アスカはそれを見て、走り出しトロルの後ろまで走ると
目をキュピーンと光らせ、手に持っていた剣でトロルの背中を
ツンツンいっぱい刺す。
「いて!いて!いたた!……痛いじゃないかー!このー!!」
トロルは振り返り、標的をアスカに切り替え
こん棒をブンブン振り回す。
アスカは走りながら、後ろを振り返る余裕を見せる。
意識が完全にアスカに向かってしまっているのか
同じように近づいてくるリルカに気づかずに
「こんしんぎりぃー!」
「ゲブッーー!!」
トロルの脳天に向かってリルカがジャンプし、振り下ろした大剣の腹が
クリティカルヒットし、そのまま前のめりになり、巨体で地面を削りながら
盛大に転ぶ。
「どうだー!あたしの一撃!」
「リルカお姉ちゃん、ナイスー!」
アスカとリルカは、ハイタッチする。
「これで、あの魔物も大人しくなるでしょ♪」
「うんうん!…お養母さんや町の大人のみんなにも
安心できるよね!」
二人が嬉しそうに、語り合っている中。
マイカは深呼吸に一生懸命になり過ぎて、
呪文でお姉ちゃんたちを応援しないと…!と思い至った時
二人の背後にトロルが目を光らせ…左手を突き出す構えを取っていた。
「お、お姉ちゃん達!…後ろ見て!!」
「「え?」」
そう言った時には、既に遅く。大きな左手で二人は突き飛ばされる。
マイカはその場から動けずに見守る事しか出来なかった。
「よぐもよぐも…ボクの頭を叩いたなー!お、お前達も同じように
してやるぅー!!」
トロルは目から涙を流しながら、こん棒を振り上げる。二人は
あまりの衝撃だったのか、気絶しており動くことがない。
マイカはこのままでは二人が大怪我か…もしくはそれ以上の事が
起こると分かり、二人の前へ行く。
「や、やめてー!」
トロルはそんな言葉を聞き入れずに、マイカごと叩こうと
こん棒をそのまま振り下ろした。
怖さのあまり、マイカは目を瞑った。
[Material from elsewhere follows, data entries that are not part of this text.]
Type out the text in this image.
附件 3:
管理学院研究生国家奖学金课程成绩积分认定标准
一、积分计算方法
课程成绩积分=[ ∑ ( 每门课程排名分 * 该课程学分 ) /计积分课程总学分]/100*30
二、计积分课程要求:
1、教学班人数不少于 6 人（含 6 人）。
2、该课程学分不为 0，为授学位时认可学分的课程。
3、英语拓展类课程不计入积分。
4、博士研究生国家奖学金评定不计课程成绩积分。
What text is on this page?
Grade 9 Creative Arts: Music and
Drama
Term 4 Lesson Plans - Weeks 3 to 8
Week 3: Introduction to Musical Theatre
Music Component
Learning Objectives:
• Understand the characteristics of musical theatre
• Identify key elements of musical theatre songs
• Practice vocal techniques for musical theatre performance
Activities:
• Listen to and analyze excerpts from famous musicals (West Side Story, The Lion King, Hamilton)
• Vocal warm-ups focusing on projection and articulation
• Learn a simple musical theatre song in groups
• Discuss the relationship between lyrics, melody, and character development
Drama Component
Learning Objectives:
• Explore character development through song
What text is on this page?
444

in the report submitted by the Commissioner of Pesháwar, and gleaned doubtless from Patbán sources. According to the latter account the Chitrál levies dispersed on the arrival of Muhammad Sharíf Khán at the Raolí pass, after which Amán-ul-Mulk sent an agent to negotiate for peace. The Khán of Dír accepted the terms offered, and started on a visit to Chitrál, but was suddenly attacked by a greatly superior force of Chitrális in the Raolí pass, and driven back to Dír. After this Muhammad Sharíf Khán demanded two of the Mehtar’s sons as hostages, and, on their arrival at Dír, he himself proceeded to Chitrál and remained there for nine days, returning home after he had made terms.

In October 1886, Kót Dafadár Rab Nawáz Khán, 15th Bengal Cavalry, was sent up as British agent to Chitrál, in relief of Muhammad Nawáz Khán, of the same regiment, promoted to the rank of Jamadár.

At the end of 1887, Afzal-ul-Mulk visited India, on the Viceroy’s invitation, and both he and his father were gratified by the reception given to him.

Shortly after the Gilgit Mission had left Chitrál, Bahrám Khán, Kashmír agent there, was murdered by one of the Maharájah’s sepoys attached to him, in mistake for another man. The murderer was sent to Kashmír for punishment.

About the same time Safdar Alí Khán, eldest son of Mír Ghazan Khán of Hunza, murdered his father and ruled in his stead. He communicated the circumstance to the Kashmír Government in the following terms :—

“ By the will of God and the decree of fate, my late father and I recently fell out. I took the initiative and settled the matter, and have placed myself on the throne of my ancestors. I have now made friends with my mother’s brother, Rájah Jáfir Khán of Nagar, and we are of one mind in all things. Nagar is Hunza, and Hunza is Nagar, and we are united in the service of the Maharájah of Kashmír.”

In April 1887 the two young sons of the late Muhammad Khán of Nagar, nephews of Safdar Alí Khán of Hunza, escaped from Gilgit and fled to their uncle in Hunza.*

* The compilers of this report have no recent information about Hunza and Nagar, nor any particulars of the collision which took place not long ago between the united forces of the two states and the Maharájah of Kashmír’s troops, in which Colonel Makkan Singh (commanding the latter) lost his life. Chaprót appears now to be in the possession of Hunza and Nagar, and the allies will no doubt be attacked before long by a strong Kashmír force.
どんな痛みが待っているか
一瞬、考えるが
ーーーその痛みは、ガンッと言う音ともに訪れなかった。
マイカが目を見開くと、そこには自分の方を向きながら
トロルが振り下ろしたこん棒を覇王の大剣で受け止めている男…
鍛え上げられたマイカよりも大きな体の上に
凱歌の鎧を全身に着込み、グレーブルーの色の
マントを羽織った人物
それは三姉妹の養父…”パテル”であった。
マイカはそれを見た途端、泣きながら
「お養父さぁぁん!」
「ただいま…マイカ、よく頑張ったな。…ここから大人の仕事だ。
あとは任せろ…!」
と笑顔で語りかけながら、こん棒を弾き上げ、体を後ろに倒し、
左肘をトロルのお腹に思いっきり叩き込む。
「うげぇ!」
トロルはよろめき、後ろへ後ずさっていく。それを確認し
パテルは茂みの方を見て
「マーテ!」
「はい!」
と、控えていたマーテを呼び出す。普段の質素な衣服とは違った
賢哲のころもと杖を身につけていた。
「マーテ、お前は気絶した二人とマイカを安全な場所に
連れて子どもたちを手当してやってくれ…ここは何とかする!」
「分かりました。くれぐれも無理だけはしないで下さいね。」
「お養父さん…頑張って…!」
「あぁ!」
もう一度笑顔でパテルは応えたあと、トロルの方を向き
マーテたちはその場を後にして行ったのだった。
その後、森からは泣きわめくような大声が響いたらしい。